Chisman Creek sits in York County, Virginia, where three abandoned sand and gravel pits received more than 500,000 tons of coal combustion residuals between 1957 and 1974. Those residuals came from the Yorktown Power Generating Station and included fly ash, bottom ash, and petroleum coke. Heavy metal contamination spread to groundwater, ponds, a freshwater tributary, and the Chisman Creek estuary. EPA added the site to the National Priorities List on September 8, 1983.
Seven contaminants of concern have been identified in groundwater at the site: arsenic, beryllium, chromium, copper, nickel, selenium, and vanadium. Surface water in the creek also showed vanadium, nickel, and sulfate. Drinking contaminated groundwater posed a risk to nearby residents, and the estuary faced threats from site runoff.
Virginia Power, now known as Dominion, agreed through a 1987 consent decree to carry out the cleanup.

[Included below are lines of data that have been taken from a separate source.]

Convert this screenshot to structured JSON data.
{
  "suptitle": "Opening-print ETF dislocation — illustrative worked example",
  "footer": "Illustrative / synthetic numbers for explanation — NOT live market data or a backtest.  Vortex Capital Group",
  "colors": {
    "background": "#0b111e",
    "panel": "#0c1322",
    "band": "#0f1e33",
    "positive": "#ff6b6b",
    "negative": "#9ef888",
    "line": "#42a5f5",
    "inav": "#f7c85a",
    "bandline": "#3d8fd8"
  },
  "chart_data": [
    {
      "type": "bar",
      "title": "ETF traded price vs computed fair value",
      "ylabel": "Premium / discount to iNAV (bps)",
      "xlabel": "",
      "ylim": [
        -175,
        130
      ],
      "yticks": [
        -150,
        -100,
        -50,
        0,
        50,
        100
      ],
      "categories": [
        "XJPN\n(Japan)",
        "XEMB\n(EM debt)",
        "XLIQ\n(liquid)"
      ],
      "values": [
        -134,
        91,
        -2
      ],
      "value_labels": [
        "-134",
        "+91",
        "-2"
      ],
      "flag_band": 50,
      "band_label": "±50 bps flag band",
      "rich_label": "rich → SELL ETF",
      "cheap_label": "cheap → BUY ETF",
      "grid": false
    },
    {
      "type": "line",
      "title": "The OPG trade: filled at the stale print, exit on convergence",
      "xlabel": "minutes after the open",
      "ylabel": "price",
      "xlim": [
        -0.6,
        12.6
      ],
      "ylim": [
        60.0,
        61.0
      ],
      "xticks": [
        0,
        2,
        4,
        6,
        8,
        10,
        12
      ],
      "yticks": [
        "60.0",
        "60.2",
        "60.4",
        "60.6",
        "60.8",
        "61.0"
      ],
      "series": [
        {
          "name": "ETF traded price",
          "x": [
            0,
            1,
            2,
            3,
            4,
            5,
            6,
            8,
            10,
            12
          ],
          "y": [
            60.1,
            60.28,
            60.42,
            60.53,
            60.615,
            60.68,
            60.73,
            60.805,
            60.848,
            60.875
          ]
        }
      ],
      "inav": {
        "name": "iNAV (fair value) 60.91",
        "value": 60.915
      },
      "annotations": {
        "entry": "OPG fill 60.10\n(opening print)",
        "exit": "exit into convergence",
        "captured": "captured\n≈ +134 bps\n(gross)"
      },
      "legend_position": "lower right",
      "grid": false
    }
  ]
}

Work at the three disposal pits included extending public water lines to homes with contaminated wells, installing caps over the pits, and collecting and treating contaminated groundwater. Over 23 million gallons were treated on-site, and 64 million gallons were sent to a public treatment facility. Caps over the buried materials now prevent direct contact with residuals. Drainage modifications and water quality monitoring programs addressed the estuary and surface water. Long-term groundwater response actions began in April 1989 and continue today. A new feasibility study for the landfill and groundwater operable unit is underway, with a record of decision amendment estimated for completion between September and November 2028.
The site has been redeveloped into a 31-acre recreational complex with two parks, soccer fields, softball fields, ponds, marinas, and a County Memorial Tree Grove, all built into the protective caps. The complex opened in 1991. York County maintains the site under an agreement with Dominion. EPA's 2021 five-year review concluded that the cleanup is currently protective of human health and the environment. Human exposure is under control, and groundwater migration is stabilized with no unacceptable discharge to surface water. Institutional controls, including deed restrictions and zoning limits, remain in place. The next five-year review is scheduled between December 2026 and February 2027.
Community members can follow site progress through Community Update Factsheets, which EPA has released regularly through January 2024. Public notices about cleanup changes appear in The Virginian-Pilot. Administrative records are available at the York County Public Library in Yorktown, Virginia, and at the EPA Region 3 office in Philadelphia, Pennsylvania, with advance scheduling required at both locations.